La France a toujours soutenu le complot contre Castro. A Fort de France (Martinique), elle fournit l’équipage du Ban Righ, et au Vénézuela, elle fit du Câble Français, un instrument de son entreprise de déstabilisation du président vénézuélien. Elle tira profit du conflit naval en dénonçant "l’agression" contre le vapeur Ossun, propriété d’un citoyen français résidant dans le pays. Quant à la compagnie du Câble français, elle bénéficia des plus grandes opportunités quant au déploiement de son réseau de lignes terrestres et côtières.

Le président Castro, conscient du rôle qu’avait joué la France dans ces événements, et face aux réclamations des paiements que la sentence de La Haye avait entérinés, décida en date du 4 septembre 1905 de rompre le contrat qui liait le pays à la Société des Câbles sous-marins. Dorénavant, le gouvernement décidera de prendre en main l’exploitation des services terrestres et côtiers, hormis la station de La Guaira, et ce, afin de ne pas interrompre les communications avec l’extérieur.

Dans son ouvrage intitulé El hombre de la levita gris, Enrique Bernardo Nunez soulignera le fait que Monsieur Brun, président de la compagnie, soutint auprès du gouvernement que ces mesures représentaient une menace pour la liberté de l’industrie. Une décision d’expulsion du pays sera prise à l’encontre de ce dernier. En date du 14 janvier 1906, le chargé d’affaires français Oliver Taigny sera également visé par cette décision, après que sa compagnie eut pris la décision de refuser le paiement de la patente de la même année ; cette disposition débouchant sur la fermeture de son agence de La Guaira.

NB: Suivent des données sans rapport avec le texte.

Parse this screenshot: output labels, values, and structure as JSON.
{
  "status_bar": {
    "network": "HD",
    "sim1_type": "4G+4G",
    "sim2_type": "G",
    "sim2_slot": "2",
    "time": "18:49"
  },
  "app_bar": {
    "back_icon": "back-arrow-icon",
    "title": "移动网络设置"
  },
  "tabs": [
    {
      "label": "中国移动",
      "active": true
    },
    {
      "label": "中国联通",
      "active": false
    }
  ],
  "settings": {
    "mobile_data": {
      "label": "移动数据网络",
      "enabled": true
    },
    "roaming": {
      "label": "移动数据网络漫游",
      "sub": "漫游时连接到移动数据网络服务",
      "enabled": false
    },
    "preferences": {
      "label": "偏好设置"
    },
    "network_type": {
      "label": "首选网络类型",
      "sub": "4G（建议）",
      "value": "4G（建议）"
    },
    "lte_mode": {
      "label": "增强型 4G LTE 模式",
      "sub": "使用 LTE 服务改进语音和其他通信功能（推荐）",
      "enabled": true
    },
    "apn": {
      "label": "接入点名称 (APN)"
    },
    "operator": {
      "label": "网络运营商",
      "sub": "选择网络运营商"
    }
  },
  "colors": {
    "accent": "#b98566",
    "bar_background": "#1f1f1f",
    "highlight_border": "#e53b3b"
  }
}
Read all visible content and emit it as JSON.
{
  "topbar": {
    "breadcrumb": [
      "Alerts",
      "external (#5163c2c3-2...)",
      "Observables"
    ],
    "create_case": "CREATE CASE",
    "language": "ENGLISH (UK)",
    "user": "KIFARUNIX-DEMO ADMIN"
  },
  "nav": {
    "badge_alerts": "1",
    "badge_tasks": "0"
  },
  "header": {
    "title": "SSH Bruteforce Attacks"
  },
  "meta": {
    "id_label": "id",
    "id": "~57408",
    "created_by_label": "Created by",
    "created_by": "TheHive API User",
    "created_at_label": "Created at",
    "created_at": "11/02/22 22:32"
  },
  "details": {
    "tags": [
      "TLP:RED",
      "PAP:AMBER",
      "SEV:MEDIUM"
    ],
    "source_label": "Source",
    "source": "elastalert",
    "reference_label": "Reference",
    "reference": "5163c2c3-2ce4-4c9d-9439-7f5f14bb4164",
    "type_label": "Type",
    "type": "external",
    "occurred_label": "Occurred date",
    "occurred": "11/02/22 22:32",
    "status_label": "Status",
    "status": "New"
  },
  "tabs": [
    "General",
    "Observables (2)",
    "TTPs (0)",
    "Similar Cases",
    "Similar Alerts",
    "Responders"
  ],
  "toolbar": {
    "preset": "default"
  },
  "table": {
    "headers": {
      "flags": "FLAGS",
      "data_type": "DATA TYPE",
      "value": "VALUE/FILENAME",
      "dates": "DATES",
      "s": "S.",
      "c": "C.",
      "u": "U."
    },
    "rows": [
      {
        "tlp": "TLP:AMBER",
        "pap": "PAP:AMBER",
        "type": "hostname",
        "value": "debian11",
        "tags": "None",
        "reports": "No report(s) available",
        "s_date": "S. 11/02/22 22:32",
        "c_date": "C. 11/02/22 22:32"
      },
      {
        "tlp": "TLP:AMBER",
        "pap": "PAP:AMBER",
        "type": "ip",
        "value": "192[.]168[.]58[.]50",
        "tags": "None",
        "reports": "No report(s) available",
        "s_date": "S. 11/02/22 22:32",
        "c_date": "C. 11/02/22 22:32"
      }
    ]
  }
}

Le 10 janvier, la France déclarera rompues les relations diplomatiques avec le Venezuela. Elles seront rétablies en 1913, sous la présidence de Juan Vicente Gomez, soit un an avant le déclenchement de la Première Guerre mondiale. L’accès au marché pétrolier devenait une nécessité vitale pour les dits pays.

Le Venezuela reviendra au service câblegraphique en s’appuyant sur une assistance maritime, avec deux embarcations qui assureront un trajet quotidien entre Trinidad et Curazao. Cette expérience durera peu de temps, jusqu’à ce que d’autres moyens de contrôle de l’information mondiale s’imposent avec l’arrivée de la télégraphie sans fil et de la radio…

Pedro Ibanez

Source : AVN, 17/01/2014. http://www.avn.info.ve/contenido/19...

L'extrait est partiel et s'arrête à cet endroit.